Quel tribunal compétent ?

Si le contrat désigne les juridictions d’un Etat membre de l’Union européenne, il faut se référer à l’article 25 du règlement européen n°1215/2012 concernant la compétence judiciaire, la reconnaissance et l’exécution des décisions en matière civile et commerciale. C’est donc selon le droit de l’Etat membre désigné qu’il faut regarder si ladite clause est entachée de nullité quant au fond.

Si cette clause n’est pas nulle, il reviendra au distributeur français d’invoquer devant le juge étranger la loi de police française et le juge étranger pourra être tenu de l’appliquer.

Le fait qu’une loi de police française soit invoquée au fond ne fait pas obstacle à l’efficacité d’une clause attributive de compétence à un tribunal étranger (Cour de cassation arrêt Monster Cable 22/10/2008, n°07-15.823 et CA Paris 26/09/2018, n°18-08165).

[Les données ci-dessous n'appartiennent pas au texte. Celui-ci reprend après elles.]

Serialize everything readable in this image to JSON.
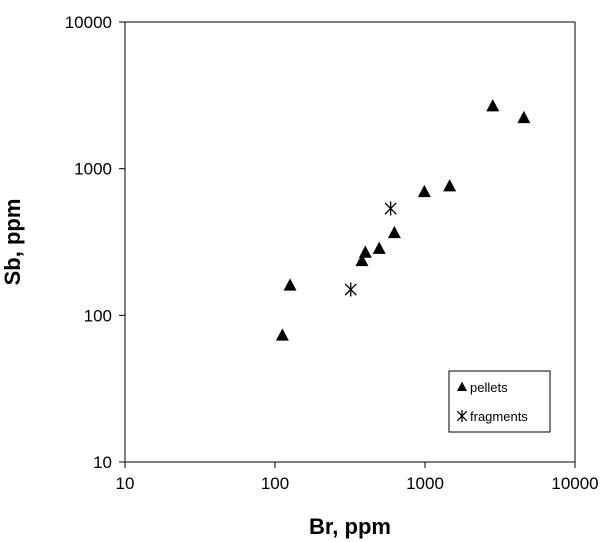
{
  "chart_data": {
    "type": "scatter",
    "xlabel": "Br, ppm",
    "ylabel": "Sb, ppm",
    "xscale": "log",
    "yscale": "log",
    "xlim": [
      10,
      10000
    ],
    "ylim": [
      10,
      10000
    ],
    "xticks": [
      "10",
      "100",
      "1000",
      "10000"
    ],
    "yticks": [
      "10",
      "100",
      "1000",
      "10000"
    ],
    "grid": false,
    "legend_position": "bottom-right",
    "series": [
      {
        "name": "pellets",
        "marker": "triangle",
        "color": "#000000",
        "points": [
          {
            "x": 112,
            "y": 73
          },
          {
            "x": 126,
            "y": 160
          },
          {
            "x": 380,
            "y": 235
          },
          {
            "x": 400,
            "y": 268
          },
          {
            "x": 495,
            "y": 285
          },
          {
            "x": 625,
            "y": 365
          },
          {
            "x": 990,
            "y": 695
          },
          {
            "x": 1460,
            "y": 760
          },
          {
            "x": 2830,
            "y": 2670
          },
          {
            "x": 4560,
            "y": 2220
          }
        ]
      },
      {
        "name": "fragments",
        "marker": "asterisk",
        "color": "#000000",
        "points": [
          {
            "x": 320,
            "y": 150
          },
          {
            "x": 590,
            "y": 535
          }
        ]
      }
    ]
  }
}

En l’absence de juridiction désignée par les parties, c’est le tribunal du lieu de livraison de la marchandise qui est compétent en application de l’article 7 du règlement n°1215/2012.

L’action du ministre français de l’Économie.

S’ajoute à cela l’action autonome du ministre de l’Économie et du ministère public sur le fondement de l’article L.442-4 du Code de commerce. Dans ce cas la clause attributive de compétence n’est pas opposable au ministre de l’Economie.

Par exemple, lorsqu’il agit sur le fondement de l’ancien article L.442-6 du Code de commerce, au titre de sa mission de gardien de l’ordre public économique, le ministre de l’Économie n’est pas tenu par la clause d’arbitrage contenue dans le contrat dont il recherche l’annulation et peut donc porter le litige devant les juridictions étatiques (Cour de cassation, 06/07/2016, n°15-21.811).

Le ministre de l’Economie et le ministère public peuvent faire constater la nullité des clauses ou contrats illicites, mais aussi demander la restitution des avantages indument obtenus. Ils peuvent également demander le prononcé d’une amende civile.

Le ministre de l’Économie dans ce cas n’agit que pour la défense de l’intérêt général et non dans l’intérêt des contractants lésés.

Importance des négociations avec son cocontractant.

Au moment de la rédaction du contrat d’origine : avant de s’engager sur une loi applicable dans la clause de « litiges », il faut en analyser les conséquences, ce qui peut amener à choisir une loi d’un autre pays.

Quant au tribunal, d’Etat ou Arbitral, là encore il y a une multitude de solutions avec un coût qu’il faut évaluer, et envisager un préalable amiable obligatoire de type conciliation ou médiation.

Après la survenance du litige :  Dans une pareille situation, il est conseillé à la société française de négocier un préavis raisonnable en invoquant les textes rappelés ci-dessus afin de lui permettre de se réorganiser. Il est également recommandé au partenaire qui subit la modification substantielle de faire attention aux circonstances dans lesquelles il s’oppose à ladite modification pour que la rupture ne lui devienne pas imputable.

Bien entendu, cette négociation peut intervenir dans le cadre d’une conciliation ou d’une médiation avant saisine du tribunal d’Etat compètent ou du tribunal arbitral.